When Greed Ain’t Good April 2
Unrestrained corporatists are an interesting breed. To them, government is inherently evil. CEOs see the government as a bunch of anti-corporate lunatics that would take away their God-given right to turn a buck. They resist even the smallest threat of limp-wristed regulation on the grounds that the “free” market is the only way to run the nation’s economic show.No doubt there’s value in a free market approach, but the world has never seen a truly free market. It’s only seen markets that are more or less “free” relatively to other more or less “free” markets. And the markets aren’t truly free because corporatists want them that way. It’s much easier to con a Congressman into voting for some corporate welfare in the form of tax breaks or incentives to do something they should be doing anyway - for example, to stop spewing contaminants into the air and water - than it is to truly compete. If that wasn’t true, K St. would be lined with trendy condos instead of lobbyist offices.

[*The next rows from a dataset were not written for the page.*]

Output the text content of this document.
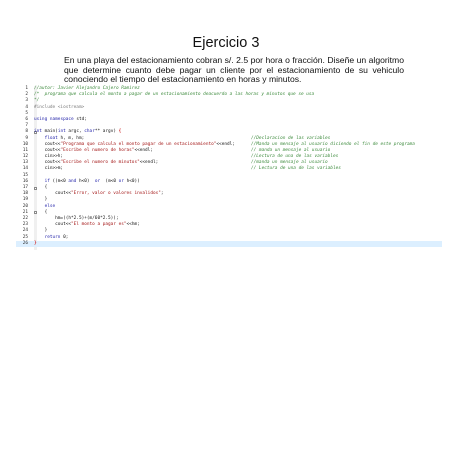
Ejercicio 3
En una playa del estacionamiento cobran s/. 2.5 por hora o fracción. Diseñe un algoritmo que determine cuanto debe pagar un cliente por el estacionamiento de su vehiculo conociendo el tiempo del estacionamiento en horas y minutos.
1 //autor: Javier Alejandro Cajero Ramirez
2 /*  programa que calcula el monto a pagar de un estacionamiento deacuerdo a las horas y minutos que se usa
3 */
4 #include <iostream>
5
6 using namespace std;
7
8 int main(int argc, char** argv) {
9	float h, m, hm;	//Declaracion de las variables
10 cout<<"Programa que calcula el monto pagar de un estacionamiento"<<endl;	//Manda un mensaje al usuario diciendo el fin de este programa
11 cout<<"Escribe el numero de horas"<<endl;	// manda un mensaje al usuario
12 cin>>h;	//Lectura de una de las variables
13 cout<<"Escribe el numero de minutos"<<endl;	//manda un mensaje al usuario
14 cin>>m;	// Lectura de una de las variables
15
16	if ((m<0 and h<0)  or  (m<0 or h<0))
17 {
18 cout<<"Error, valor o valores invalidos";
19 }
20	else
21 {
22 hm=((h*2.5)+(m/60*2.5));
23 cout<<"El monto a pagar es"<<hm;
24 }
25	return 0;
26 }
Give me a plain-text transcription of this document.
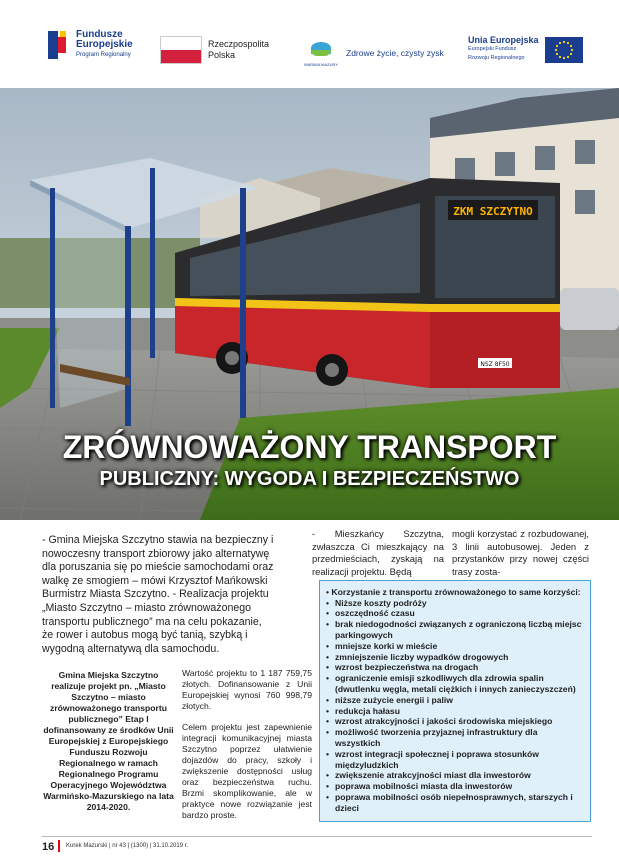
Fundusze
Europejskie
Program Regionalny
Rzeczpospolita
Polska
WARMIA MAZURY
Zdrowe życie, czysty zysk
Unia Europejska
Europejski Fundusz
Rozwoju Regionalnego
ZKM SZCZYTNO
NSZ 8F50
ZRÓWNOWAŻONY TRANSPORT
PUBLICZNY: WYGODA I BEZPIECZEŃSTWO
- Gmina Miejska Szczytno stawia na bezpieczny i
nowoczesny transport zbiorowy jako alternatywę
dla poruszania się po mieście samochodami oraz
walkę ze smogiem – mówi Krzysztof Mańkowski
Burmistrz Miasta Szczytno. - Realizacja projektu
„Miasto Szczytno – miasto zrównoważonego
transportu publicznego” ma na celu pokazanie,
że rower i autobus mogą być tanią, szybką i
wygodną alternatywą dla samochodu.
- Mieszkańcy Szczytna, zwłaszcza Ci mieszkający na przedmieściach, zyskają na realizacji projektu. Będą
mogli korzystać z rozbudowanej, 3 linii autobusowej. Jeden z przystanków przy nowej części trasy zosta-
Gmina Miejska Szczytno realizuje projekt pn. „Miasto Szczytno – miasto zrównoważonego transportu publicznego” Etap I dofinansowany ze środków Unii Europejskiej z Europejskiego Funduszu Rozwoju Regionalnego w ramach Regionalnego Programu Operacyjnego Województwa Warmińsko-Mazurskiego na lata 2014-2020.

Wartość projektu to 1 187 759,75 złotych. Dofinansowanie z Unii Europejskiej wynosi 760 998,79 złotych.

Celem projektu jest zapewnienie integracji komunikacyjnej miasta Szczytno poprzez ułatwienie dojazdów do pracy, szkoły i zwiększenie dostępności usług oraz bezpieczeństwa ruchu. Brzmi skomplikowanie, ale w praktyce nowe rozwiązanie jest bardzo proste.

• Korzystanie z transportu zrównoważonego to same korzyści:
• Niższe koszty podróży
• oszczędność czasu
• brak niedogodności związanych z ograniczoną liczbą miejsc parkingowych
• mniejsze korki w mieście
• zmniejszenie liczby wypadków drogowych
• wzrost bezpieczeństwa na drogach
• ograniczenie emisji szkodliwych dla zdrowia spalin (dwutlenku węgla, metali ciężkich i innych zanieczyszczeń)
• niższe zużycie energii i paliw
• redukcja hałasu
• wzrost atrakcyjności i jakości środowiska miejskiego
• możliwość tworzenia przyjaznej infrastruktury dla wszystkich
• wzrost integracji społecznej i poprawa stosunków międzyludzkich
• zwiększenie atrakcyjności miast dla inwestorów
• poprawa mobilności miasta dla inwestorów
• poprawa mobilności osób niepełnosprawnych, starszych i dzieci
16 Kurek Mazurski | nr 43 | (1300) | 31.10.2019 r.
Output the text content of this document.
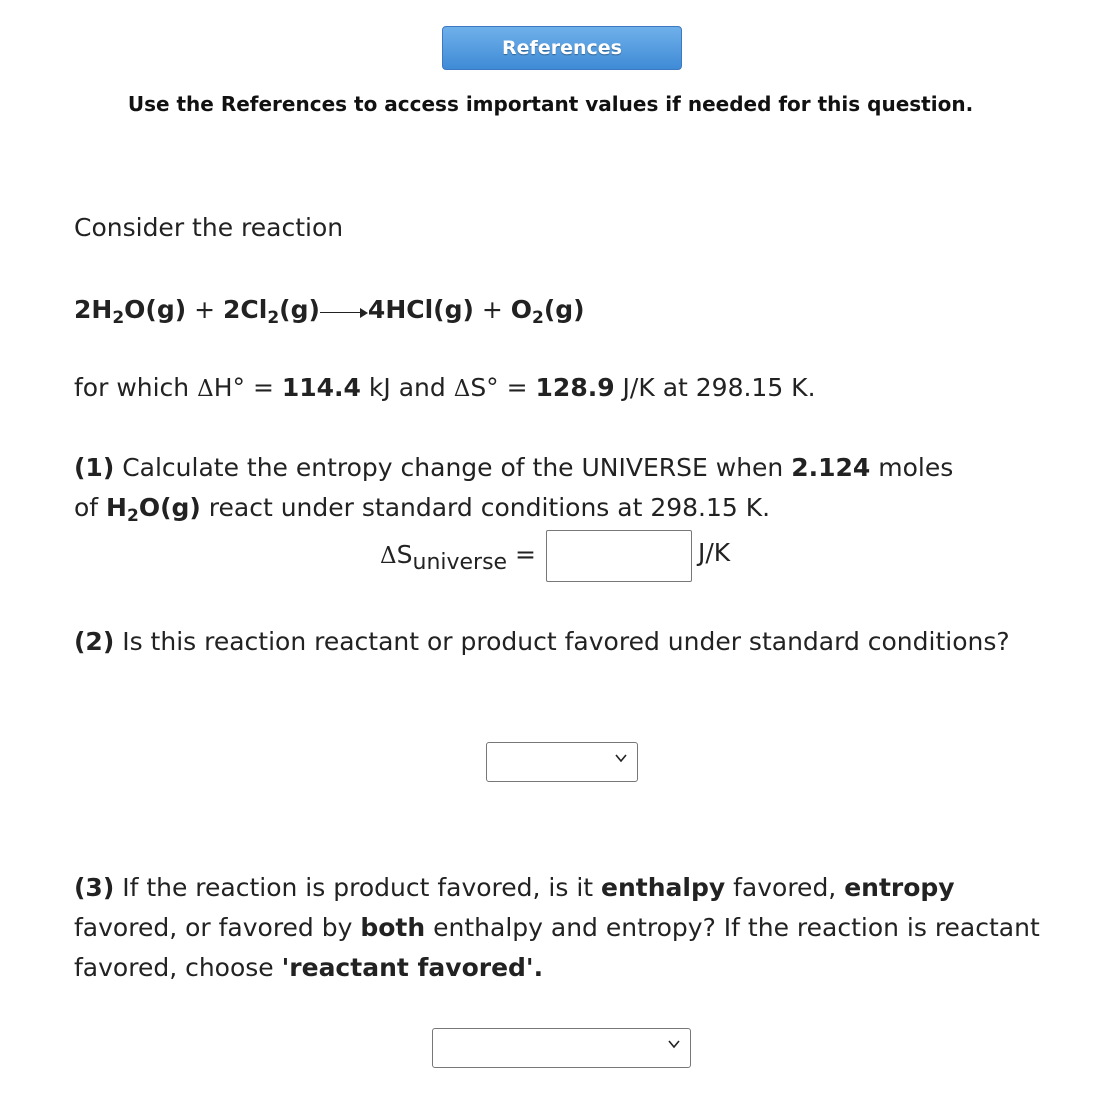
References
Use the References to access important values if needed for this question.
Consider the reaction
$2H_2O(g) + 2Cl_2(g) 4HCl(g) + O_2(g)$
for which ΔH° = 114.4 kJ and ΔS° = 128.9 J/K at 298.15 K.
(1) Calculate the entropy change of the UNIVERSE when 2.124 moles
of $H_2O(g)$ react under standard conditions at 298.15 K.
ΔSuniverse =	J/K
(2) Is this reaction reactant or product favored under standard conditions?
(3) If the reaction is product favored, is it enthalpy favored, entropy favored, or favored by both enthalpy and entropy? If the reaction is reactant favored, choose 'reactant favored'.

Corporatists argue that deregulation creates beneficial competition, so they resist efforts to regulate as though they were being thrown to the lions. Deregulation is far from some holy grail. Airlines used to be regulated. It was a wonderful era, one in which people actually boarded airplanes with the unreasonably high expectation of getting where they wanted to go. Today you’re lucky to end your flight in the correct hemisphere, much less the Guantanamo-like conditions of the major airport of your choosing. Today, there are fewer airlines, they are considerably less safe, they treat customers like turds on their neighbor’s lawn, and I defy anyone to say how much a ticket costs since rates are made up on the spot by computers randomly selecting prime numbers filtered through Madame Desiree’s crystal ball.
Yep, that whole deregulation thing was a panacea for the consumer and investors, wasn’t it?